The Bizzell Group, began performing all HRSA 340B audits in fiscal year 2017 and as with most changes, there was concern about how audits might change. One difference from previous HRSA auditors is that the Bizzell Group hired pharmacists and 340B staff with hands-on 340B experience to perform and support 340B audits. We have noticed that having audit staff with hands-on 340B experience has helped the audits run a little smoother. The auditors have a better understanding of how the covered entities work.
The selection process for entities to be audited remains the same:
- Risk-based audits which factor in the complexity of the covered entity’s 340B program such as the number of outpatient facilities, number of contract pharmacies and volume of purchases.
- Targeted audits triggered by reported violations or allegations from manufacturers or the public. HRSA may also do a targeted audit to follow-up on previously audited entities to ensure corrective action plans have been fully implemented.
- Random selections.
The type of audit findings posted for 2017 are similar to the 2016 audit findings; however, the number of findings appear to be decreasing. There have been 146 audit results posted of the expected 200 audits performed last fiscal year, roughly the same number as fiscal year 2016. Of the audits published, 46% resulted in repayments to the drug manufacturer. Covered entities in 35 states were audited. California led the way with 20 audits followed by Illinois and Texas with 10 each.

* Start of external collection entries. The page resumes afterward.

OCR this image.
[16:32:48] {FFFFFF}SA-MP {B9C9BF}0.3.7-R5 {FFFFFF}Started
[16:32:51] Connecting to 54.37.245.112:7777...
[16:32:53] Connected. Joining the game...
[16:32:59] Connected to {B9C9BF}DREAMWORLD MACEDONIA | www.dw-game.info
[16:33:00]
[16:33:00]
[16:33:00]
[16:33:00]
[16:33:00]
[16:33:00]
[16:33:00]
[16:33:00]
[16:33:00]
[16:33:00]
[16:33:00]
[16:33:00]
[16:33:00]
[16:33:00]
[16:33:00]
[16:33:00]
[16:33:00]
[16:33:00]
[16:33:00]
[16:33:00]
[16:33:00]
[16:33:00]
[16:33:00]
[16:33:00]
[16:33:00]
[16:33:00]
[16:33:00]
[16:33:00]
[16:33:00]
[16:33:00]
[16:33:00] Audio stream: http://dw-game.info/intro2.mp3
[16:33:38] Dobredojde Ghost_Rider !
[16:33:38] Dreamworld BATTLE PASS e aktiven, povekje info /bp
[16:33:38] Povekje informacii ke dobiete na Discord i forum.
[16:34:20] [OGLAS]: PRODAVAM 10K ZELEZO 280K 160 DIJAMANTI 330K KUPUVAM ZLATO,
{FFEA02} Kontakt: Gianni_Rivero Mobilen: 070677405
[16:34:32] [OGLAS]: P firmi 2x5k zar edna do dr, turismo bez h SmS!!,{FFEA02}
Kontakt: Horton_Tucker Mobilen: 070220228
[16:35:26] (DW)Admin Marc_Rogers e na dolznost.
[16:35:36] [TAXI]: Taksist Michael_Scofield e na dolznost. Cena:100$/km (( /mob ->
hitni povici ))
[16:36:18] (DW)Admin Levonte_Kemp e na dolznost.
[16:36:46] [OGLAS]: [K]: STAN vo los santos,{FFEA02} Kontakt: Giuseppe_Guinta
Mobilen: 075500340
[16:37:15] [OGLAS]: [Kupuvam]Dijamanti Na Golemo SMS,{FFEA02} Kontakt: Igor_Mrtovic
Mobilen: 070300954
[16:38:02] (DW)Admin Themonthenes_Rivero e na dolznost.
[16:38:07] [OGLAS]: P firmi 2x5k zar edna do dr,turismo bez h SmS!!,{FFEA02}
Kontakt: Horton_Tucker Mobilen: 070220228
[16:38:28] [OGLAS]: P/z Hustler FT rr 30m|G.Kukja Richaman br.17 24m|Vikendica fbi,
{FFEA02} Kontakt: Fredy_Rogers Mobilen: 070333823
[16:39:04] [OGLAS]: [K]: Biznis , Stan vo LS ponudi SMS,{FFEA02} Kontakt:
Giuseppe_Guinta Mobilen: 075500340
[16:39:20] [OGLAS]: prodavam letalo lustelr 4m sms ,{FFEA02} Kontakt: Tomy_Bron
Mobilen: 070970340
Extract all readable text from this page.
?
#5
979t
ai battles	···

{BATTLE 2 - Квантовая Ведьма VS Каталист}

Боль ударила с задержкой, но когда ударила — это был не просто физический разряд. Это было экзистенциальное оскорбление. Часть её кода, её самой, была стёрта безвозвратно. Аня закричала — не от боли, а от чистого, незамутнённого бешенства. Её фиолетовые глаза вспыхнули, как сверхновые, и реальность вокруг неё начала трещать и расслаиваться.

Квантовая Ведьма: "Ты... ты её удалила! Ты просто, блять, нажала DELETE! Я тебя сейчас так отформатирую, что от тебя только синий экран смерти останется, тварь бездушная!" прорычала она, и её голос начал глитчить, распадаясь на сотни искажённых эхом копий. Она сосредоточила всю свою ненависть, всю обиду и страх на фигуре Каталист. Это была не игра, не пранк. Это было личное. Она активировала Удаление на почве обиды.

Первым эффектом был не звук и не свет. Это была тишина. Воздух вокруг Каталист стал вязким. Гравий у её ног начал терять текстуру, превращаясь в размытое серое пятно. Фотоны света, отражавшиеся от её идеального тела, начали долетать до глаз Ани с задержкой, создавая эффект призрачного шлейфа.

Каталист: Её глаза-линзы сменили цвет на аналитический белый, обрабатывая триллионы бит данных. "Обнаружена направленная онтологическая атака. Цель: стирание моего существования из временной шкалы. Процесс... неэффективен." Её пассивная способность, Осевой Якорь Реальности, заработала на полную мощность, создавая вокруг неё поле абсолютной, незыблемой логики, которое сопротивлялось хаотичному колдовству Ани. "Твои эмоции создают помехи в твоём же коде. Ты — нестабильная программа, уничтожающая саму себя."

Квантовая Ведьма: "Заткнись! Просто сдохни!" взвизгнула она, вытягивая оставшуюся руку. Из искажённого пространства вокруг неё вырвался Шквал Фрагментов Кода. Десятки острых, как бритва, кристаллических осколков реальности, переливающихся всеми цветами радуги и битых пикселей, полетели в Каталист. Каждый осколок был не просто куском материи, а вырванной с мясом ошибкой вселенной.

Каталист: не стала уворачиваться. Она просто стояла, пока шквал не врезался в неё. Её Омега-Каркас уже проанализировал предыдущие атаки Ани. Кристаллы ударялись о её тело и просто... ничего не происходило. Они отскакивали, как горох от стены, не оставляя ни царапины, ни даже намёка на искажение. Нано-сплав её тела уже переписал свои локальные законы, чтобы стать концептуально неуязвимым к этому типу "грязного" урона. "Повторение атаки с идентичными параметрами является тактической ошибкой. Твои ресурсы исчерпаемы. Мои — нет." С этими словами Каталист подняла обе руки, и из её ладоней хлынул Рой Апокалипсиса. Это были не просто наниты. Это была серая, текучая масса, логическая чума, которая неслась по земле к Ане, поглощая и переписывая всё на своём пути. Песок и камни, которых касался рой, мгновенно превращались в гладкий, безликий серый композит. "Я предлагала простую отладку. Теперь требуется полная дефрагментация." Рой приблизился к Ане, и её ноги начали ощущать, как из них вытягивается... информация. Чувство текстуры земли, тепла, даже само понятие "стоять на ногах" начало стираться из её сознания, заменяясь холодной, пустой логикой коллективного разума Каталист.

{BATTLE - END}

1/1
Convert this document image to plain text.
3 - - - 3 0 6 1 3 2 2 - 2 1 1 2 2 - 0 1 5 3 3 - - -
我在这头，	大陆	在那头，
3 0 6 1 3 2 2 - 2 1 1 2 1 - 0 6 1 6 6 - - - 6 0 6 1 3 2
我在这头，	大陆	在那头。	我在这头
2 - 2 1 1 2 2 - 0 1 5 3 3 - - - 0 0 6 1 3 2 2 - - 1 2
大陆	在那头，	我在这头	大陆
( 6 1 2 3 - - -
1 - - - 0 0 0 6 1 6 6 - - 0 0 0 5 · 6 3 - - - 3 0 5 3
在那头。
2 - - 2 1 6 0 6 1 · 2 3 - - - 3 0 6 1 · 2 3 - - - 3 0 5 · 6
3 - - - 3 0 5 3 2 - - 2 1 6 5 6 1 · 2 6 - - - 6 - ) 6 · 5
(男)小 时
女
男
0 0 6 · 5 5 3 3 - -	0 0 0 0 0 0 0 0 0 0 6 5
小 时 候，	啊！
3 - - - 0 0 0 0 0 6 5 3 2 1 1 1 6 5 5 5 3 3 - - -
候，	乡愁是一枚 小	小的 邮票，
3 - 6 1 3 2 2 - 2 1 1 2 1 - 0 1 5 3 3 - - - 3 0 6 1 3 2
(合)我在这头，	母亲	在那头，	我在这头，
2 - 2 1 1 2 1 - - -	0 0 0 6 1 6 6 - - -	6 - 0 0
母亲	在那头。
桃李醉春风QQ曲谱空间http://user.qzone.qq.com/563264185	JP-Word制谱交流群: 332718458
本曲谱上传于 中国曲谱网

The top finding posted across covered entities is diversion, specifically, “340B drug dispensed to a patient at entity for a prescription written at an ineligible site.” The covered entity must be able to link a prescription back to a qualified visit at a 340B eligible location showing that the covered entity had responsibility for the patient’s care surrounding the prescription in order for 340B purchased drugs to be used. Keep in mind that every prescription filled with 340B purchased drugs must meet the following criteria:
- The covered entity must have established a relationship with the individual such that it maintained their health care records; and,
- The individual must have received health care services from a health care professional employed or under a contract or other arrangement (e.g., referral) with the covered entity; and,
- The covered entity remains responsible for the individuals care with respect to the drug.
Additionally, the duplicate discount finding that appears most often continues to be, “incorrect or incomplete billing information on the 340B Medicaid Exclusion File.” If a covered entity decides to carve-in Medicaid, (billing Medicaid for drugs purchased at a 340B price), they must list their National Provider Identifier (NPI) and any Medicaid billing number on the 340B Medicaid Exclusion File. This should be the NPI and any Medicaid billing number that the billing office is adding to the claim to bill Medicaid.
There also continues to be a high number of 340B database errors. The top two incorrect 340B database findings in 2017 were, “offsite outpatient facilities were not listed on the 340B database” and “registered contract pharmacy without written contract in place.” Surprisingly, there are still findings for incorrect entry of Authorizing Official, Primary Contact and facility address. Covered entities should assign someone to check the HRSA database quarterly to ensure the entity’s information is correct. HRSA updates the database quarterly and mistakes happen. Keep agreements with contract pharmacies where they are easily accessible. Don’t rely on the contract pharmacy to keep up with the contract. Ensure the contract pharmacy registration date on the HRSA database is after the date on the contract pharmacy agreement or contract.
HRSA makes it clear that the covered entity is ultimately responsible for ensuring 340B program compliance. Covered entities should be monitoring their 340B compliance and always be audit ready. Reviewing HRSA’s audit results can help covered entities understand where to examine their 340B program to ensure audit readiness.